Dr. Kirschenbaum next saw the claimant on May 16, 2002 in his office. She had complaints of pain in her cervical spine, neck and lower back. A physical exam revealed claimant had increased scoliosis; tenderness in left trapezius and lower spine; claimant experienced left side pain on all motion of the lumbosacral spine; left cervical spine trigger point; and arthritis of the spine. Dr. Kirschenbaum indicated that the scoliosis was genetic and not related to the accident. The remainder of claimant's injuries were causally related to the accident according to the doctor. Dr. Kirschenbaum gave claimant a cortisone shot in the trigger point to relieve the pain. In addition, the doctor sent claimant for a bone scan and an MRI. The bone scan was normal. The MRI showed that there was degenerative disease of the disk at L5 - S1, with a herniation of the disk and a disk bulge at L2 - L3.

Dr. Kirschenbaum stated that claimant's injuries are permanent and progressive, meaning that they will worsen in time. Claimant will need future medical care and is a high risk for future back surgery. Claimant's injuries are directly attributable to the accident on June 24, 2000 at Jones Beach State Park.

The cross-examination of Dr. Kirschenbaum confirmed that the diagnosis of the rib fractures was not based on the x-ray and that the only medication given to claimant was the anti-inflammatory in May 2002.

Defendant presented no testimony as to claimant's damages.

The Court accepts the findings, diagnosis and prognosis of Dr. Kirschenbaum.
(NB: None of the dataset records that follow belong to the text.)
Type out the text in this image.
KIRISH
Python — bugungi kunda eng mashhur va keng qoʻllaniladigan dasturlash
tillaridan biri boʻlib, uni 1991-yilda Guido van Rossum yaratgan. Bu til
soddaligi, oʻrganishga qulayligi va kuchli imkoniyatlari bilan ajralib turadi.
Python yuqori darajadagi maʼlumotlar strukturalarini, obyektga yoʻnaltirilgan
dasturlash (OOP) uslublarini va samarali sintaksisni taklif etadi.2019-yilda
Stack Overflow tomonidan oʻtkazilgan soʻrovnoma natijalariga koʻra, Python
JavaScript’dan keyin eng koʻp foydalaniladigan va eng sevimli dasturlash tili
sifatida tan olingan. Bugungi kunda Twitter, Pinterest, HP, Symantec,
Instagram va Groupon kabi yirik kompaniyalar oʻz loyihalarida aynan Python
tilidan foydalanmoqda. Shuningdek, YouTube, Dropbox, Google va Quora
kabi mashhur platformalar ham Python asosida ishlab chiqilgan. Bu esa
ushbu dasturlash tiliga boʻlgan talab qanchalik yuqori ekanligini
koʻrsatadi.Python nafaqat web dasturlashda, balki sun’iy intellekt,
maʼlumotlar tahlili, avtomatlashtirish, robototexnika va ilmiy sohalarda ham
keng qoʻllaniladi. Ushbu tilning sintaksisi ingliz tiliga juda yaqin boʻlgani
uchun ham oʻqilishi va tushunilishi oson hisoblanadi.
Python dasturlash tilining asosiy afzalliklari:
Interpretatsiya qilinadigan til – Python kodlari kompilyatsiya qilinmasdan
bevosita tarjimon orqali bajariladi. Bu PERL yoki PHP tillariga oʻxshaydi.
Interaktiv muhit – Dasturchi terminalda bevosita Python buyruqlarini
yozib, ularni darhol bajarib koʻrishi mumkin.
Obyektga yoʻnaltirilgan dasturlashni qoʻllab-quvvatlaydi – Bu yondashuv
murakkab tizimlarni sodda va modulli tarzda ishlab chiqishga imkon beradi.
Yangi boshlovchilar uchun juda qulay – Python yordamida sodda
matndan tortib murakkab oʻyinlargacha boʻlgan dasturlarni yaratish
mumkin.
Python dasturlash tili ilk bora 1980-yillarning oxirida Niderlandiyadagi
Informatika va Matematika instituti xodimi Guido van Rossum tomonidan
In addition, the Court is mindful of the pain and limitations to which claimant testified. Claimant is awarded $75,000.00 for past pain and suffering, $150,000.00 for future pain and suffering and $1,500.00 for lost wages for a total award of $226,500.00. Interest on the award is to run from the date of this decision.

December 23, 2004
Hauppauge, New York

Judge of the Court of Claims

[1]At the time of trial, claimant was a senior in college and expected to graduate on time.
[2]On cross-examination, claimant stated she only went to seven physical therapy sessions because her insurance would not pay for more.